This week, 12-18 June 2023, is World Men’s Health Week and it reminds me of my own recent battles with cancer – two and a half times in fact.
I wrote a similar story some years ago about my battles with cancer.
Years ago I had testicular cancer, then shortly before COVID, I had treatment for anal cancer. I’m glad to say I’m now cancer free and getting on with my life…
The battle that almost was, came in the form of a tiny spot on my neck four years ago; that was post the anal cancer scare. It was during an annual skin check with my dermatologist. Looking over my body he noticed a spot on my neck, inconspicuous at first, but when he had a serious look, he said: “Hmm, let’s keep an eye on this for the next six months.”
I didn’t say much at first, but he must have seen the fear in my eyes. He then said, “You know what, with your recent past, let’s get a biopsy and go from there.”
Then I was scared. Not again, I thought to myself. On the train back to work my mind was racing. I considered all of the worst possible outcomes… Was it melanoma or cancer? Would I need radiation? Was I facing death?
The results came back. You know what? It was the early stages of melanoma. The good thing was, it was very treatable. I’ve got a nice thin scar on my neck to show for it. I’m no doctor, but because we diagnosed it early and treated it early, I’m okay. I recovered really well.
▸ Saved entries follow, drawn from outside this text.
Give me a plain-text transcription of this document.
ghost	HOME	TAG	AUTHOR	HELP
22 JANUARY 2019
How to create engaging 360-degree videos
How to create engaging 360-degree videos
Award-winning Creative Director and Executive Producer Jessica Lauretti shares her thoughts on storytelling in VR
The theme for Men’s Health Week this year is Healthy Habits – something I’m pleased I’ve maintained, which led to my early diagnosis. This week I’m sure we’ll talk about lots of aspects of men’s health, from cancer to addiction, depression and other aspects of mental health. They’re all important issues.
I’d only like to leave you with one simple message:
See something, do something.
Don’t be the guy (or the girl) who sits on their hands when it comes to your health and hopes it goes away. Doing nothing is not smart – its’ plain dumb, in fact!
Create a healthy habit to see your doctor, dentist, myotherapist or naturopath. Schedule regular self-care appointments and don’t put them off.
Finally, here’s some tips from my previous article that are just as relevant today:
- See something, do something: there are two types of people: those who go to the doctor, and those who don’t. Be the former.
- Get an opinion from a healthcare specialist: not Google. Find someone caring who you can talk to openly in private.
- Talk to others: keeping it to yourself only raises your stress levels and the internal chatter can be scary. Talk to family and friends, ask for help and don’t be afraid to show your vulnerabilities.
- Stay positive: it makes a huge difference. Surround yourself with positive energy and positive people. Getting an early diagnosis is key and helps combat the negative aspects of the situation.
This is a good time to book in your next check-up. Do it today!
How have you worked through any challenging health issues? How did you tackle them, any tips you can share?